Zunächst zum allgemeinen Auffrischen nochmals die rudimentären Merkmale der drei Haupt-Offense-Schemes, welche die heutige NFL-Landschaft prägen, bevor es in die Vollen geht:

West Coast Offense - Merkmale:

  • Fokus auf kurze und mittellange Pässe - horizontales statt vertikales Passspiel.
  • Rhythmus und Timing sind von zentraler Bedeutung.
  • Dropback des Quarterbacks ist genau mit den Routes des Receivers synchronisiert.
  • Spiel soll mit einer Mischung aus (meist Zone-)Run Game und Kurzpassspiel kontrolliert werden.
  • Viele In-Breaking-Routes, viel Pre-Snap-Motion, Tight Ends und Running Backs intensiv als Receiver eingesetzt.
  • Einst von Bill Walsh geprägt, gibt es heute keine "reine" West-Coast-Offense mehr; kaum ein Team nutzt aber nicht zumindest einige Elemente aus dieser offensiven Philosophie.

Air Coryell - Merkmale:

  • Fokus auf ein vertikaleres Passspiel, das Downfield Passing Game ist prominenter als in anderen Offenses.
  • Spread Offense, die bewusst ein viel höheres Risiko im Passspiel eingeht.
  • Kombiniert in der Regel mit einem Power Run Game.
  • Der Tight End übernimmt häufig eine vergleichsweise große Rolle als Receiver.

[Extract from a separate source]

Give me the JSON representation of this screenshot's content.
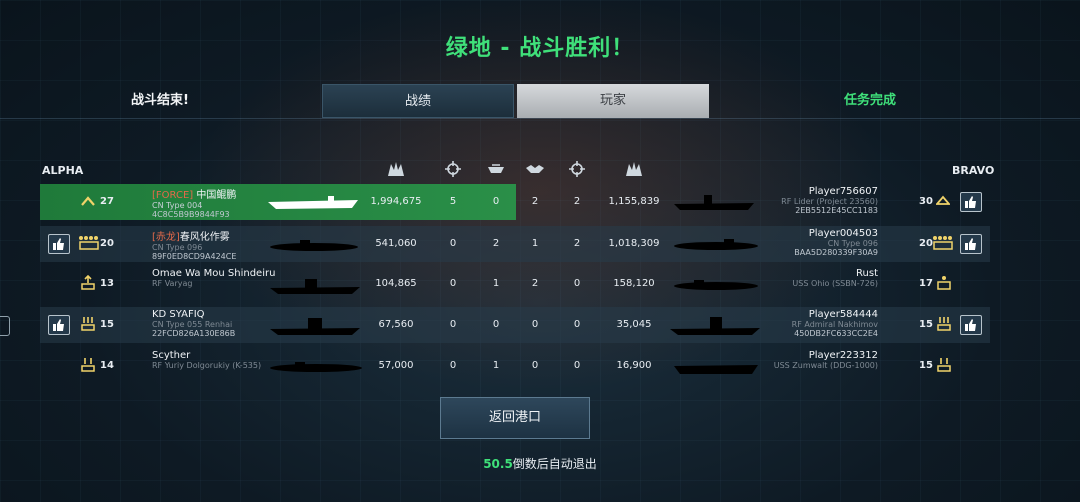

Erhardt-Perkins Offense - Merkmale:

  • Fokus auf Konzepte und Kommunikation, statt auf eine grundsätzliche Philosophie.
  • Extrem wandelbar, passt sich stark an die Spieler an.
  • Eine EP-Offense kann genauso eine Oldschool-Run-Offense wie eine vertikale Spread-Offensive sein.
  • Es werden Route-Kombinationen in Konzepte unterteilt, um flexibel auf die Defense reagieren zu können.
  • So können aus unterschiedlichsten Formationen die gleichen Konzepte gespielt werden.
  • Die Offense ist dementsprechend auch beliebig erweiterbar, etwa mit Option-Plays, Option-Routes und dergleichen.

Arizona Cardinals Scheme

Stat to Know 2018: Arizona spielte 2018 genau einen einzigen Snap aus 10-Personnel (ein Running Back, vier Wide Receiver) und David Johnson lief 24 Prozent seiner Runs gegen acht oder mehr Spieler in der Box. Beides wird sich 2019 drastisch ändern.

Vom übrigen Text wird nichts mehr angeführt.